Yesterday I got an interesting email about a new product – a Tomato Automator. Briefly, this square, red plastic disk slips around the stem of a tomato plant to suppress weeds and pests. Most intriguingly, we’re told that the color “triggers a natural plant protein that makes tomatoes mature faster and product more fruit.”
Given this is a red product, it’s likely that the protein referred to is phytochrome (literally, “plant pigment”). Phytochrome activity is maddeningly complicated to explain, so we’re going to keep this simple and refer (somewhat inaccurately) to “active” and “inactive” forms of phytochrome. The active form of phytochrome exists when red light is predominant and encourages leaf expansion, chlorophyll development, and other characteristic of plants growing in full sun. In contrast, the inactive form of phytochrome occurs when red light is reduced, either at night (when there’s no light) or in shaded conditions, where far-red light is predominant. (Far-red light occurs just outside our range of visual perception but is absorbed by phytochrome.)
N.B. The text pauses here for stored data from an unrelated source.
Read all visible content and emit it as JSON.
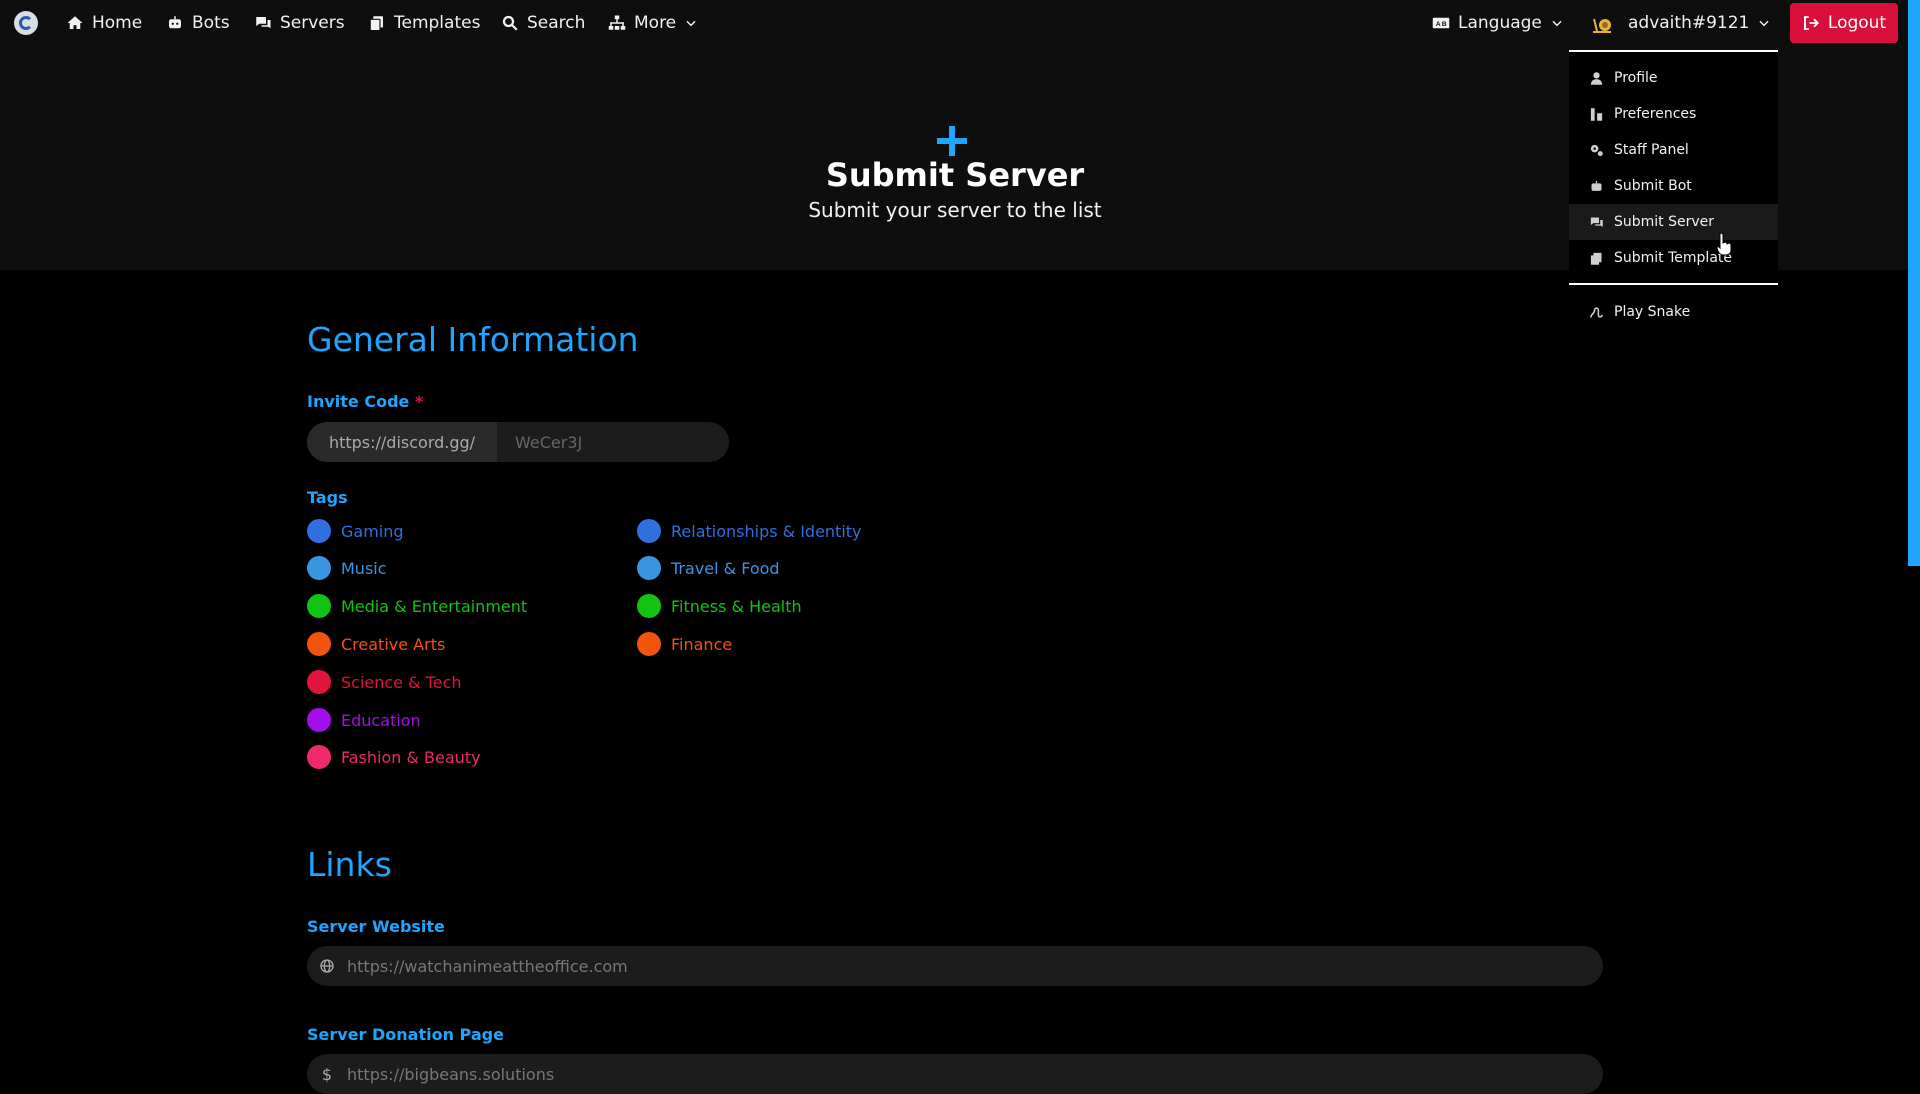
{
  "nav": {
    "home": "Home",
    "bots": "Bots",
    "servers": "Servers",
    "templates": "Templates",
    "search": "Search",
    "more": "More",
    "language": "Language",
    "user": "advaith#9121",
    "logout": "Logout"
  },
  "hero": {
    "title": "Submit Server",
    "subtitle": "Submit your server to the list"
  },
  "general": {
    "title": "General Information",
    "invite_label": "Invite Code",
    "required_mark": "*",
    "invite_prefix": "https://discord.gg/",
    "invite_placeholder": "WeCer3J",
    "tags_label": "Tags",
    "tags_col1": [
      {
        "label": "Gaming",
        "color": "#2f6fe0"
      },
      {
        "label": "Music",
        "color": "#3a95e0"
      },
      {
        "label": "Media & Entertainment",
        "color": "#11c411"
      },
      {
        "label": "Creative Arts",
        "color": "#f2540d"
      },
      {
        "label": "Science & Tech",
        "color": "#e0143c"
      },
      {
        "label": "Education",
        "color": "#a40ee8"
      },
      {
        "label": "Fashion & Beauty",
        "color": "#f02a6a"
      }
    ],
    "tags_col2": [
      {
        "label": "Relationships & Identity",
        "color": "#2f6fe0"
      },
      {
        "label": "Travel & Food",
        "color": "#3a95e0"
      },
      {
        "label": "Fitness & Health",
        "color": "#11c411"
      },
      {
        "label": "Finance",
        "color": "#f2540d"
      }
    ]
  },
  "links": {
    "title": "Links",
    "website_label": "Server Website",
    "website_placeholder": "https://watchanimeattheoffice.com",
    "donation_label": "Server Donation Page",
    "donation_placeholder": "https://bigbeans.solutions",
    "donation_icon": "$"
  },
  "dropdown": {
    "items": [
      {
        "label": "Profile",
        "icon": "user-icon"
      },
      {
        "label": "Preferences",
        "icon": "sliders-icon"
      },
      {
        "label": "Staff Panel",
        "icon": "gears-icon"
      },
      {
        "label": "Submit Bot",
        "icon": "robot-icon"
      },
      {
        "label": "Submit Server",
        "icon": "comments-icon"
      },
      {
        "label": "Submit Template",
        "icon": "copy-icon"
      }
    ],
    "extra": {
      "label": "Play Snake",
      "icon": "snake-icon"
    }
  },
  "colors": {
    "accent": "#1ea6ff",
    "logout": "#d9113a",
    "background": "#000000",
    "header": "#0e0e0e"
  }
}
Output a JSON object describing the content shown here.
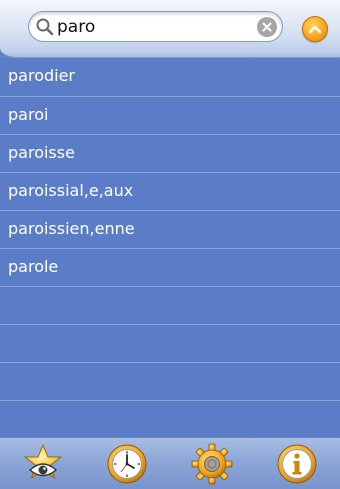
{
  "search": {
    "value": "paro",
    "icons": {
      "search": "magnifier-icon",
      "clear": "clear-x-icon"
    }
  },
  "header": {
    "collapse_icon": "chevron-up-icon",
    "accent_color": "#f6a21a"
  },
  "results": [
    "parodier",
    "paroi",
    "paroisse",
    "paroissial,e,aux",
    "paroissien,enne",
    "parole",
    "",
    "",
    "",
    ""
  ],
  "toolbar": {
    "items": [
      {
        "icon": "eye-star-icon"
      },
      {
        "icon": "clock-icon"
      },
      {
        "icon": "gear-icon"
      },
      {
        "icon": "info-icon"
      }
    ]
  },
  "colors": {
    "list_background": "#5b7dc7",
    "separator": "#8ea6db",
    "text": "#ffffff"
  }
}
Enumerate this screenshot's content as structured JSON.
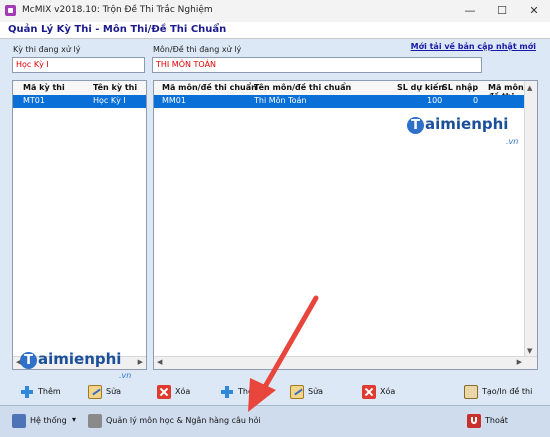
{
  "window": {
    "title": "McMIX v2018.10: Trộn Đề Thi Trắc Nghiệm",
    "minimize": "—",
    "maximize": "☐",
    "close": "✕"
  },
  "header": {
    "title": "Quản Lý Kỳ Thi - Môn Thi/Đề Thi Chuẩn"
  },
  "left_field": {
    "label": "Kỳ thi đang xử lý",
    "value": "Học Kỳ I"
  },
  "right_field": {
    "label": "Môn/Đề thi đang xử lý",
    "value": "THI MÔN TOÁN"
  },
  "update_link": "Mới tải về bản cập nhật mới",
  "exam_table": {
    "columns": [
      "Mã kỳ thi",
      "Tên kỳ thi"
    ],
    "rows": [
      [
        "MT01",
        "Học Kỳ I"
      ]
    ]
  },
  "subject_table": {
    "columns": [
      "Mã môn/đề thi chuẩn",
      "Tên môn/đề thi chuẩn",
      "SL dự kiến",
      "SL nhập",
      "Mã môn/đề thi"
    ],
    "rows": [
      [
        "MM01",
        "Thi Môn Toán",
        "100",
        "0",
        ""
      ]
    ]
  },
  "left_actions": {
    "add": "Thêm",
    "edit": "Sửa",
    "delete": "Xóa"
  },
  "right_actions": {
    "add": "Thêm",
    "edit": "Sửa",
    "delete": "Xóa",
    "export": "Tạo/In đề thi"
  },
  "bottom": {
    "system": "Hệ thống",
    "bank": "Quản lý môn học & Ngân hàng câu hỏi",
    "exit": "Thoát"
  },
  "watermark": {
    "letter": "T",
    "text": "aimienphi",
    "suffix": ".vn"
  },
  "colors": {
    "selected_row": "#0a6fd6",
    "header_title": "#1b1b8f",
    "arrow": "#e8453c"
  }
}
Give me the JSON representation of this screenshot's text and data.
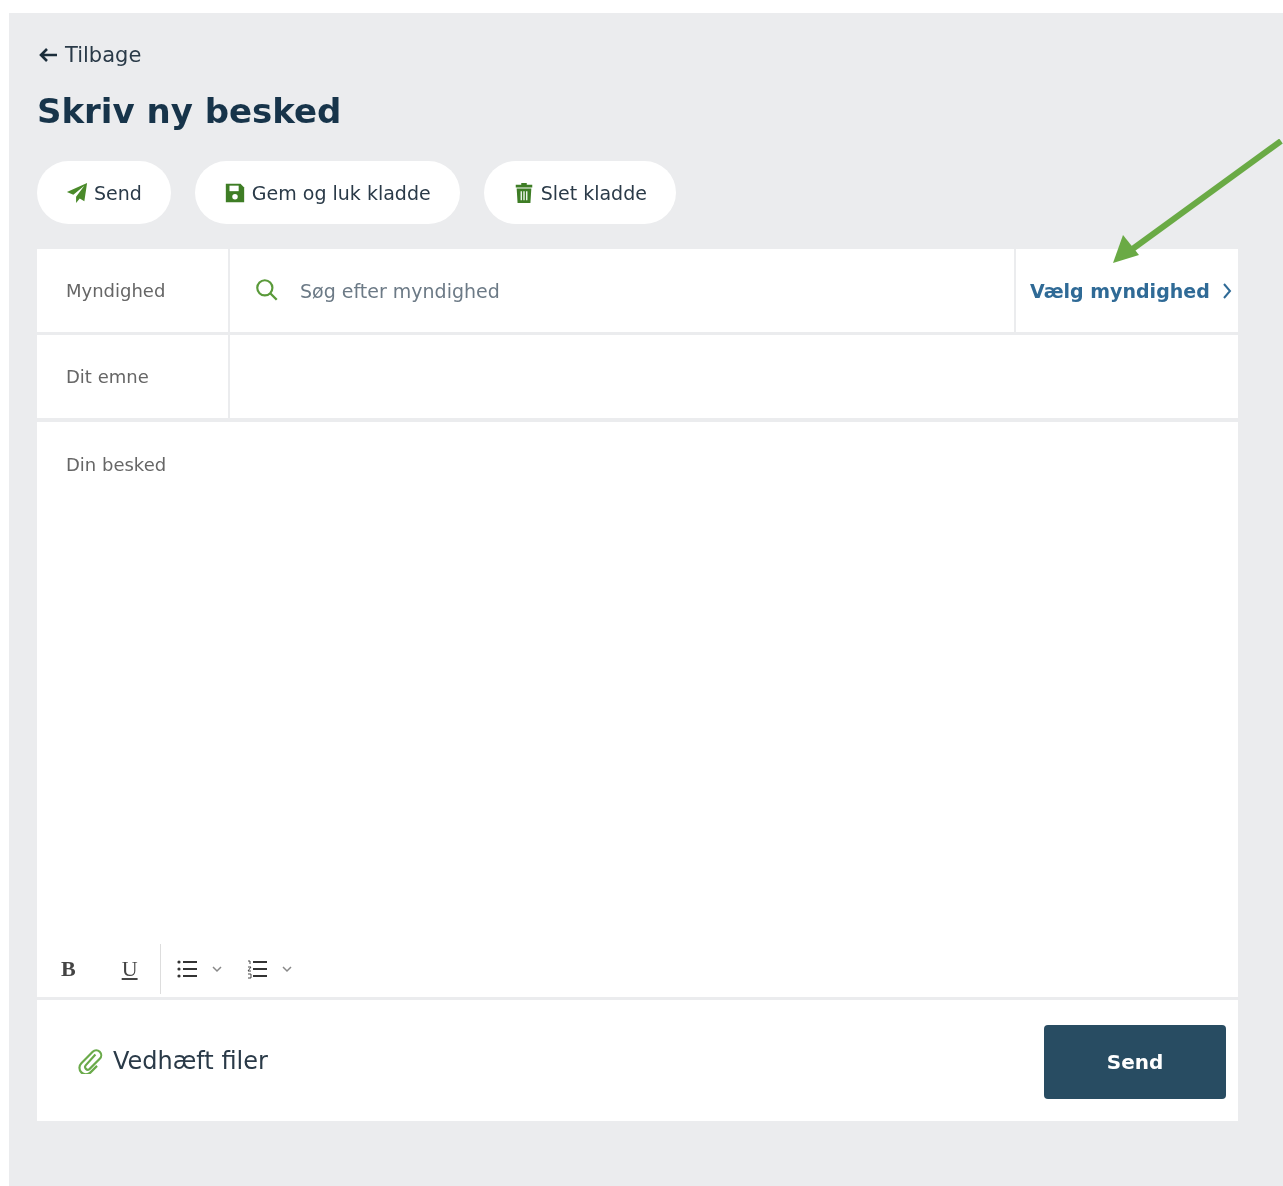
{
  "back_link": {
    "label": "Tilbage"
  },
  "title": "Skriv ny besked",
  "actions": [
    {
      "kind": "send",
      "label": "Send"
    },
    {
      "kind": "save",
      "label": "Gem og luk kladde"
    },
    {
      "kind": "delete",
      "label": "Slet kladde"
    }
  ],
  "form": {
    "authority": {
      "label": "Myndighed",
      "placeholder": "Søg efter myndighed",
      "select_link": "Vælg myndighed"
    },
    "subject": {
      "label": "Dit emne"
    },
    "message": {
      "placeholder": "Din besked"
    }
  },
  "editor_toolbar": [
    {
      "kind": "bold",
      "label": "B"
    },
    {
      "kind": "underline",
      "label": "U"
    },
    {
      "kind": "bullet-list"
    },
    {
      "kind": "numbered-list"
    }
  ],
  "attach_link": "Vedhæft filer",
  "submit_button": "Send"
}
From a practical standpoint, this means a plant can “tell” whether or not its light environment is limited: both red and blue light are absorbed by chlorophyll, so a low level of red light means poor photosynthetic conditions. Under such conditions, “inactive” phytochrome causes many plants to become etiolated (have abnormally long stems) in an attempt to outgrow the shade before it starves from lack of carbohydrate production. In addition, this photosynthetically-poor light environment can also increase fruit set by redirecting resources to seed production rather than foliage – perhaps a plant’s last effort to reproduce before it dies.
OK, now onto the useful application of this information. Several years ago researchers investigated that effect of different colored plastic mulches on tomato production. Again, to keep this simple we’ll just focus on the effect of red mulches. It’s pretty much agreed that red plastic mulch reflects both red and far-red light, increasing not only red light but paradoxically the relative levels of far-red light. Theoretically, this shift would cause tomatoes to put more resources into fruit production, and indeed some studies found this to be the case.
Unfortunately, the phenomenon is not consistent throughout repeated field studies. Some of the other confounding factors are soil temperature (warmer temperature = more growth), insect and disease pressure (both decrease tomato production and are variably influenced by mulch color), and the fact that ethylene production (the plant growth regulator responsible for fruit ripening) is not controlled by phytochrome at all.
So are Tomato Automators worth the trouble? Probably not, especially if you have many plants requiring many automators.